Hardware refresh principle of Vsync signal

The hardware rendered RenderThread also listens for Vsync signals. In fact, in order to render more quickly, the RenderThread itself listens in native and executes a loop similar to viewrotimPL.

Let’s take a look at what we talked about in the last article. When the Vsync signal arrives, it will eventually execute the following method:

void RenderThread::dispatchFrameCallbacks() { ATRACE_CALL(); mFrameCallbackTaskPending = false; std::set<IFrameCallback*> callbacks; mFrameCallbacks.swap(callbacks); if (callbacks.size()) { requestVsync(); for (std::set<IFrameCallback*>::iterator it = callbacks.begin(); it ! = callbacks.end(); it++) { (*it)->doFrame(); }}}Copy the code

So when was the IFrameCallback object registered? There’s one method THAT I missed when I was talking about view Blog.

void scheduleTraversals() { if (! mTraversalScheduled) { mTraversalScheduled = true; mTraversalBarrier = mHandler.getLooper().getQueue().postSyncBarrier(); mChoreographer.postCallback( Choreographer.CALLBACK_TRAVERSAL, mTraversalRunnable, null); . notifyRendererOfFramePending(); pokeDrawLockIfNeeded(); }}Copy the code

Whenever mChoreographer sends a CALLBACK_TRAVERSAL to Handler in the Loop for the next round of View rendering process after processing, will perform notifyRendererOfFramePending method:

    void notifyRendererOfFramePending() {
        if (mAttachInfo.mThreadedRenderer != null) {
            mAttachInfo.mThreadedRenderer.notifyFramePending();
        }
    }
Copy the code

And this method is essentially ThreadedRenderer calling the pushBackFrameCallback of CanvasContext via RenderProxy:

void CanvasContext::notifyFramePending() {
    mRenderThread.pushBackFrameCallback(this);
}
Copy the code

At this point, you’ve actually registered the callback to the CanvasContext. In other words, every time the RenderThread receives a VSync signal, it goes into the doFrame callback of the CanvasContext.

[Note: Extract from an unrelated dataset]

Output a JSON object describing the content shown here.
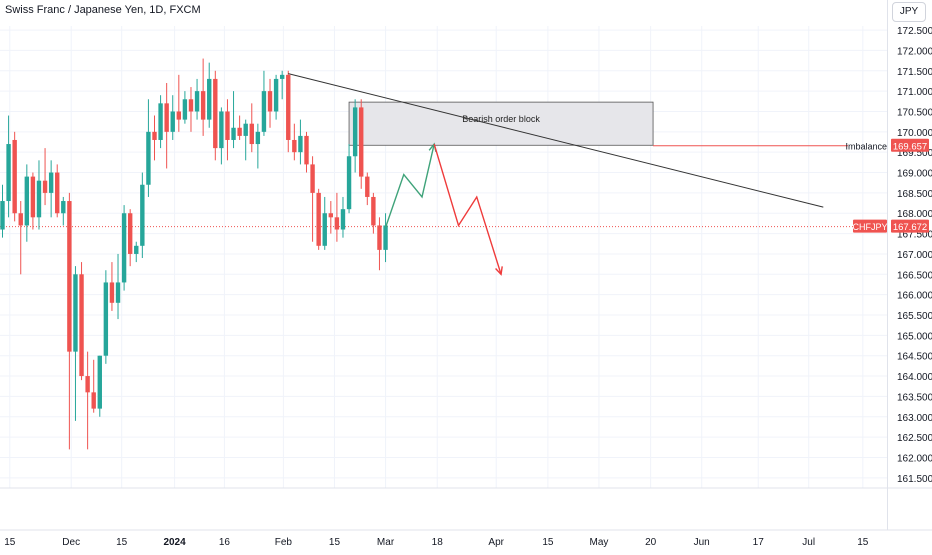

void CanvasContext::doFrame() { if (! mRenderPipeline->isSurfaceReady()) return; prepareAndDraw(nullptr); }Copy the code

void CanvasContext::prepareAndDraw(RenderNode* node) {

    nsecs_t vsync = mRenderThread.timeLord().computeFrameTimeNanos();
    int64_t frameInfo[UI_THREAD_FRAME_INFO_SIZE];
    UiFrameInfoBuilder(frameInfo).addFlag(FrameInfoFlags::RTAnimation).setVsync(vsync, vsync);

    TreeInfo info(TreeInfo::MODE_RT_ONLY, *this);
    prepareTree(info, frameInfo, systemTime(CLOCK_MONOTONIC), node);
    if (info.out.canDrawThisFrame) {
        draw();
    } else {
        waitOnFences();
    }
}
Copy the code

You can see that the process is almost the same as before:

PrepareTree processes the display hierarchy of the whole View, constructs the draw operation recordedOp and generates OffscreenBuffer
2. Draw to render

If the fence is already drawing and canDrawThisFrame is false, the fence waits.

conclusion

Here the main process and principle of hardware rendering and we have analyzed, about the Skia rendering pipeline and Vulkan related rendering pipeline related operations, here is not much more detailed. However, we will come back to skIA-related topics after IMS, PMS and the other three components talk to you.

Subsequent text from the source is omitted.